With regard to your question concerning the validity of such a classification therefor, we are of the opinion that the Legislature most certainly can treat those persons charged with the responsibility of enforcing the laws differently than ordinary citizens where general rights to participate in the electoral process and, specifically, to campaign are concerned. We are not prepared to say without reservation however that our Supreme Court would find valid a distinction which would treat deputy sheriffs differently from all other types of law enforcement officers.
You also ask whether or not the provisions of this bill would infringe upon a deputy's freedom to associate and to contribute to campaigns of their choice. There is no question that the language as proposed would infringe upon deputy sheriffs' ability to do those things. It is not so clear that deputy sheriffs have an absolute or fundamental right to do such however or that prohibiting such activity is unconstitutional.

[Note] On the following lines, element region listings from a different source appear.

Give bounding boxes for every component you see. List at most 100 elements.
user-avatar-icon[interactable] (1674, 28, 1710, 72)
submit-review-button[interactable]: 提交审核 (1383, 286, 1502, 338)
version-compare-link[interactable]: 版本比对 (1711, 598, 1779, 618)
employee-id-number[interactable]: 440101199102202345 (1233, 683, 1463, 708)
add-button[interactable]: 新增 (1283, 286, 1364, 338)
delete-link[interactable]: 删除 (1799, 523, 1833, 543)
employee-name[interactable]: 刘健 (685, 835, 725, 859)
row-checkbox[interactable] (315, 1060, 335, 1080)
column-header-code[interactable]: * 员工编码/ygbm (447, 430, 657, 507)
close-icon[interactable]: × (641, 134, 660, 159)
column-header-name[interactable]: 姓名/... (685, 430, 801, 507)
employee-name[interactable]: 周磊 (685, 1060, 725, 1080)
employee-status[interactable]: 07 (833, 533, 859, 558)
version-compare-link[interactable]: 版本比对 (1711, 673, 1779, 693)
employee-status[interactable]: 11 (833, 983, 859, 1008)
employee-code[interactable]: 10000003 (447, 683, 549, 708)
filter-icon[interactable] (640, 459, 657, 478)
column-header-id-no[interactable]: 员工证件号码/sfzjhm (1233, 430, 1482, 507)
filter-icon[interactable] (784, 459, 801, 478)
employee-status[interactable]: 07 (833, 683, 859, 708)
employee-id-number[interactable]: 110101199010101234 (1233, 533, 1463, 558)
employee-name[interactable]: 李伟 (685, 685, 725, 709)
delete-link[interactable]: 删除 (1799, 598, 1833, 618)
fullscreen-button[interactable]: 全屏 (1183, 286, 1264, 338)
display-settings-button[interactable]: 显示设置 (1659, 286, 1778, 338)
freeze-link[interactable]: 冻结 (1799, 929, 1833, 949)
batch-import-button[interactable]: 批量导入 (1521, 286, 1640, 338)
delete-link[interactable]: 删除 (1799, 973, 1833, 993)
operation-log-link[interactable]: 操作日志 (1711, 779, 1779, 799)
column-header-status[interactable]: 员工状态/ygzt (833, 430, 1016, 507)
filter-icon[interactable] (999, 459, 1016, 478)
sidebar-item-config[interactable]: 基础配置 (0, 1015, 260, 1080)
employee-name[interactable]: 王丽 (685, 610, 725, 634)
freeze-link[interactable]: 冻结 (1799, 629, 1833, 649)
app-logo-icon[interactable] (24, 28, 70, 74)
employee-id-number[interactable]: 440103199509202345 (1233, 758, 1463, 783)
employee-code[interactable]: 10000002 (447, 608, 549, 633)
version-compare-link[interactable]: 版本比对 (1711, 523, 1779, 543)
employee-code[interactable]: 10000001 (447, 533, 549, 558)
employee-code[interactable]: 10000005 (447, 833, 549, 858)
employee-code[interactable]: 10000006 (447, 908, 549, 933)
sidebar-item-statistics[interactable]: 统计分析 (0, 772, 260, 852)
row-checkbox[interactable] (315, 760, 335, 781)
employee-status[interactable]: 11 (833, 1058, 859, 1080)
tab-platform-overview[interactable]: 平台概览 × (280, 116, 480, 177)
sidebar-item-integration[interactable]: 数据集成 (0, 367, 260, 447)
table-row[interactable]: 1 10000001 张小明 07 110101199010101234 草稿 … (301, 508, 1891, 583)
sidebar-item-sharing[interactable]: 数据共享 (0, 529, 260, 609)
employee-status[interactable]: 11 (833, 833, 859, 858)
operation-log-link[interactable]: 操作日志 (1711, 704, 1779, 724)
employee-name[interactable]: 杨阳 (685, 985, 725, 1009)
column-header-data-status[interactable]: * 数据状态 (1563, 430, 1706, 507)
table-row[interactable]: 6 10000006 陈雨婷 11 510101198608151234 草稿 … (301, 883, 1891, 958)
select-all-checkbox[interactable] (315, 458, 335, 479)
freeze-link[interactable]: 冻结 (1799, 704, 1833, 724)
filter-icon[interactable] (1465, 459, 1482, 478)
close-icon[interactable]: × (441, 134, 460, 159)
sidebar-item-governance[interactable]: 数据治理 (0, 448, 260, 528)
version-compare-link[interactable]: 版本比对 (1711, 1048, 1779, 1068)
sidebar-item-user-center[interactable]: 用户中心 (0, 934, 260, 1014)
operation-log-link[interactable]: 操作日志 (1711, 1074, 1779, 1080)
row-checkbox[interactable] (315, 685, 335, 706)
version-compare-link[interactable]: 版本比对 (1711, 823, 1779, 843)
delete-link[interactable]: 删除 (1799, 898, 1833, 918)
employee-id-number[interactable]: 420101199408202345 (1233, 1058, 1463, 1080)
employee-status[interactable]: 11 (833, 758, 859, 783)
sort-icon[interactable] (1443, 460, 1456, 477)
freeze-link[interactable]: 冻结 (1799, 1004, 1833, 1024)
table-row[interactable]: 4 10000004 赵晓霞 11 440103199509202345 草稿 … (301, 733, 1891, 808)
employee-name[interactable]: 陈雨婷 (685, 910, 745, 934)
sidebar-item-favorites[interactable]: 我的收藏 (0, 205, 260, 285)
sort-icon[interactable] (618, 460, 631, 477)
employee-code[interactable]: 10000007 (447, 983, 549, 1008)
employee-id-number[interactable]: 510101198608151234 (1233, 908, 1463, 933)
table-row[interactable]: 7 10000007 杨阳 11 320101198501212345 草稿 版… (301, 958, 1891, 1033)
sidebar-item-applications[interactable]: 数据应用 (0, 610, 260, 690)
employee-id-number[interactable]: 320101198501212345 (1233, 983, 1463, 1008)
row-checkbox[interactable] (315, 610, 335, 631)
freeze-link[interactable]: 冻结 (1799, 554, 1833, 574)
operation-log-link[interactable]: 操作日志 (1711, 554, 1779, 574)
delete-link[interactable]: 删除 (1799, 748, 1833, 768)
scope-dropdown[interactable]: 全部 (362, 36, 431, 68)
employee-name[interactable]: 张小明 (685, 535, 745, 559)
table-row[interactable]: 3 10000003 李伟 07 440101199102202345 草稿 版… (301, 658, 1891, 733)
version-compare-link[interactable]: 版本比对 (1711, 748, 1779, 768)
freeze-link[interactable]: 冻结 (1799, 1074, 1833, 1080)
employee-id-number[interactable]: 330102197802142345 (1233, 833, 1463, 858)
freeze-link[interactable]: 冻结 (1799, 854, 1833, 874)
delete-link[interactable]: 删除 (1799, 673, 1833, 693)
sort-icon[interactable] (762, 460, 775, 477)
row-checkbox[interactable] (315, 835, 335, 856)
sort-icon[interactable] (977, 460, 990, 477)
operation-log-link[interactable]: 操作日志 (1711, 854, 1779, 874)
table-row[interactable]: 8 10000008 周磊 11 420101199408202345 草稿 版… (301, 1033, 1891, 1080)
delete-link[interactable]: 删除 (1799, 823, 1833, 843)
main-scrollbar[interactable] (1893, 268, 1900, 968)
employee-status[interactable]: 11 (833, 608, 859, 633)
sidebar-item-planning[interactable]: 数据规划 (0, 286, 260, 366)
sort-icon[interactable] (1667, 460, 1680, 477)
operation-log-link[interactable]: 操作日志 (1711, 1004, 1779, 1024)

Many activities and types of conduct have become associated with freedom, i.e., freedom of speech, freedom of the press, etc. Most of these freedoms are derived from theFirst Amendment to the United States Constitution. However as you know, none of these rights or freedoms are absolute or are without limitations. The classic example which comes to mind is a person being prohibited from yelling `fire' in a crowded theater in spite of his First Amendment `right' to free speech.
Therefore, while we are of the opinion that the provisions of this measure would most certainly infringe upon a deputy's ability to do certain things, we are not of the opinion that limiting a law enforcement officer from so associating or so contributing is unreasonable or arbitrary or is therefore violative of any constitutionally protected right. We do however, qualify this conclusion to the extent we were apprehensive with respect to your first question that is apprehensive about this constitutionality where it is applicable only to certain categories of law enforcement officers.
If we can be of further assistance to you in your deliberation of this matter, please let us know.